Geesthachter Forscherin am Institut für Küstenforschung untersucht die Belastung der Fische und Sedimente mit Flammschutzmitteln.

Hamburg. Die Bestände der Aale sind weltweit drastisch gesunken. Könnte die Belastung der Tiere mit Flammschutzmitteln dabei eine Rolle spielen? Diese Frage erforscht Roxana Sühring, Chemikerin am Institut für Küstenforschung im Helmholtz-Zentrum Geesthacht. Fest steht: Die organischen Substanzen reichern sich im Fettgewebe der Aale an. Bei Analysen von Fischen aus Elbe, Rhein und dem dänischen Fluss Vidå fanden sich im europäischen Vergleich teilweise hohe Konzentrationen von verschiedenen Flammschutzmitteln. Auch von solchen, deren Anwendung bereits verboten ist. Vermutlich schlummern die Substanzen als Altlast im Flussbett. Um dies zu belegen, bereiste Sühring vergangene Woche die Elbe und entnahm Sedimentproben.

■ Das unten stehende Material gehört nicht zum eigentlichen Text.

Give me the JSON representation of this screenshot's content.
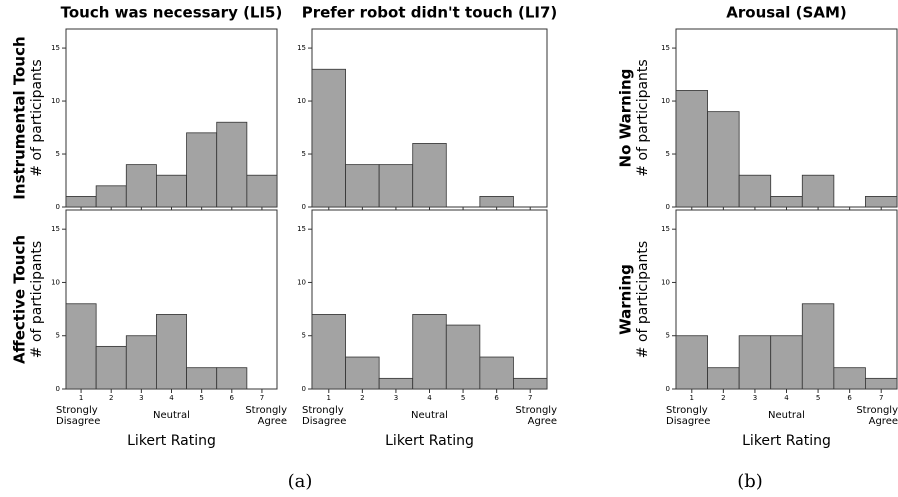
{
  "chart_data": [
    {
      "type": "bar",
      "title": "Touch was necessary (LI5)",
      "row_label": "Instrumental Touch",
      "ylabel": "# of participants",
      "values": [
        1,
        2,
        4,
        3,
        7,
        8,
        3
      ],
      "color": "#a3a3a3",
      "ylim": [
        0,
        16.8
      ],
      "yticks": [
        0,
        5,
        10,
        15
      ]
    },
    {
      "type": "bar",
      "title": "Prefer robot didn't touch (LI7)",
      "values": [
        13,
        4,
        4,
        6,
        0,
        1,
        0
      ],
      "color": "#a3a3a3",
      "ylim": [
        0,
        16.8
      ],
      "yticks": [
        0,
        5,
        10,
        15
      ]
    },
    {
      "type": "bar",
      "title": "Arousal (SAM)",
      "row_label": "No Warning",
      "ylabel": "# of participants",
      "values": [
        11,
        9,
        3,
        1,
        3,
        0,
        1
      ],
      "color": "#a3a3a3",
      "ylim": [
        0,
        16.8
      ],
      "yticks": [
        0,
        5,
        10,
        15
      ]
    },
    {
      "type": "bar",
      "row_label": "Affective Touch",
      "ylabel": "# of participants",
      "categories": [
        "1",
        "2",
        "3",
        "4",
        "5",
        "6",
        "7"
      ],
      "values": [
        8,
        4,
        5,
        7,
        2,
        2,
        0
      ],
      "color": "#a3a3a3",
      "ylim": [
        0,
        16.8
      ],
      "yticks": [
        0,
        5,
        10,
        15
      ],
      "xlabel": "Likert Rating",
      "x_annotations": [
        "Strongly\nDisagree",
        "Neutral",
        "Strongly\nAgree"
      ]
    },
    {
      "type": "bar",
      "categories": [
        "1",
        "2",
        "3",
        "4",
        "5",
        "6",
        "7"
      ],
      "values": [
        7,
        3,
        1,
        7,
        6,
        3,
        1
      ],
      "color": "#a3a3a3",
      "ylim": [
        0,
        16.8
      ],
      "yticks": [
        0,
        5,
        10,
        15
      ],
      "xlabel": "Likert Rating",
      "x_annotations": [
        "Strongly\nDisagree",
        "Neutral",
        "Strongly\nAgree"
      ]
    },
    {
      "type": "bar",
      "row_label": "Warning",
      "ylabel": "# of participants",
      "categories": [
        "1",
        "2",
        "3",
        "4",
        "5",
        "6",
        "7"
      ],
      "values": [
        5,
        2,
        5,
        5,
        8,
        2,
        1
      ],
      "color": "#a3a3a3",
      "ylim": [
        0,
        16.8
      ],
      "yticks": [
        0,
        5,
        10,
        15
      ],
      "xlabel": "Likert Rating",
      "x_annotations": [
        "Strongly\nDisagree",
        "Neutral",
        "Strongly\nAgree"
      ]
    }
  ],
  "captions": [
    "(a)",
    "(b)"
  ]
}
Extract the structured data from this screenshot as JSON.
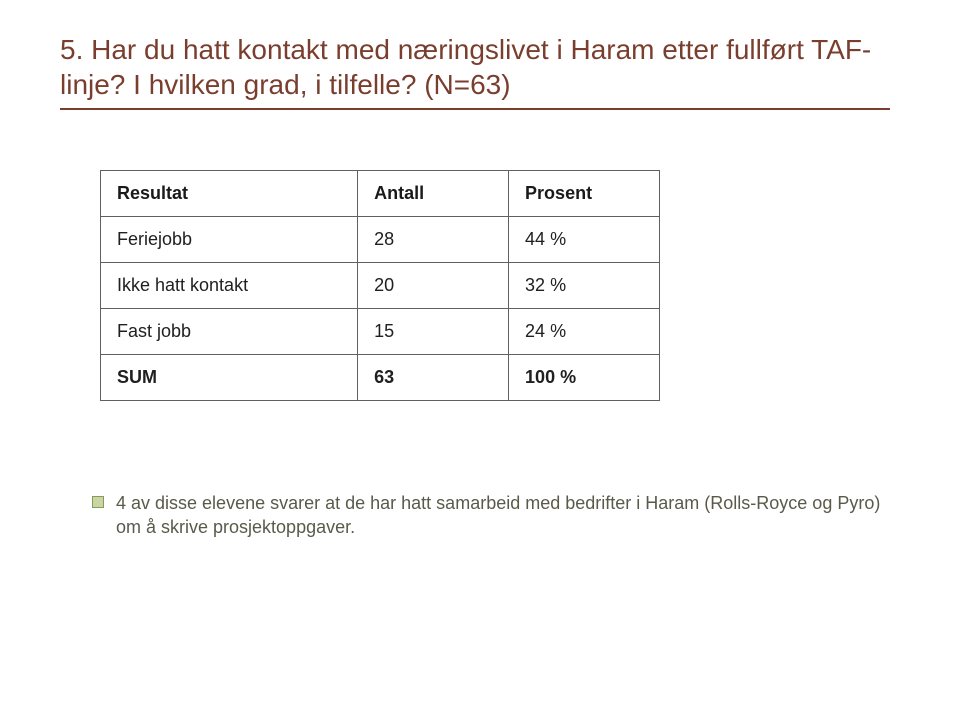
{
  "title_color": "#7a3e2e",
  "rule_color": "#7a3e2e",
  "bullet_border_color": "#8a9a5b",
  "bullet_fill_color": "#c9d6a3",
  "text_color": "#5a5a4a",
  "title": "5. Har du hatt kontakt med næringslivet i Haram etter fullført TAF-linje? I hvilken grad, i tilfelle? (N=63)",
  "table": {
    "columns": [
      "Resultat",
      "Antall",
      "Prosent"
    ],
    "rows": [
      [
        "Feriejobb",
        "28",
        "44 %"
      ],
      [
        "Ikke hatt kontakt",
        "20",
        "32 %"
      ],
      [
        "Fast jobb",
        "15",
        "24 %"
      ]
    ],
    "sum_row": [
      "SUM",
      "63",
      "100 %"
    ]
  },
  "bullet": "4 av disse elevene svarer at de har hatt samarbeid med bedrifter i Haram (Rolls-Royce og Pyro) om å skrive prosjektoppgaver."
}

„Im vergangenen Jahr habe ich Flammschutzmittel in Elbaalen nachgewiesen, die zwischen der tschechischen Grenze und der Mündung gefangen wurden. Die höchste Belastung trat am Zufluss der Mulde auf, zur Nordsee hin nahmen die Konzentrationen ab. Jetzt untersuche ich von Hamburg-Oortkaten bis Wittenberg unterhalb der Muldemündung die Sedimente auf diese Substanzen, um zu sehen, ob deren Belastungsprofil dem der Aale gleicht.“ Außerdem interessiert die Diplomingenieurin, ob sie in den Sedimenten dieselbe Mengenverteilung der einzelnen Stoffe findet wie im Fettgewebe der Aale. Abweichungen könnten darauf hindeuten, dass Substanzen vom Stoffwechsel des Fisches abgebaut wurden – schlimmstenfalls zu giftigeren Verbindungen.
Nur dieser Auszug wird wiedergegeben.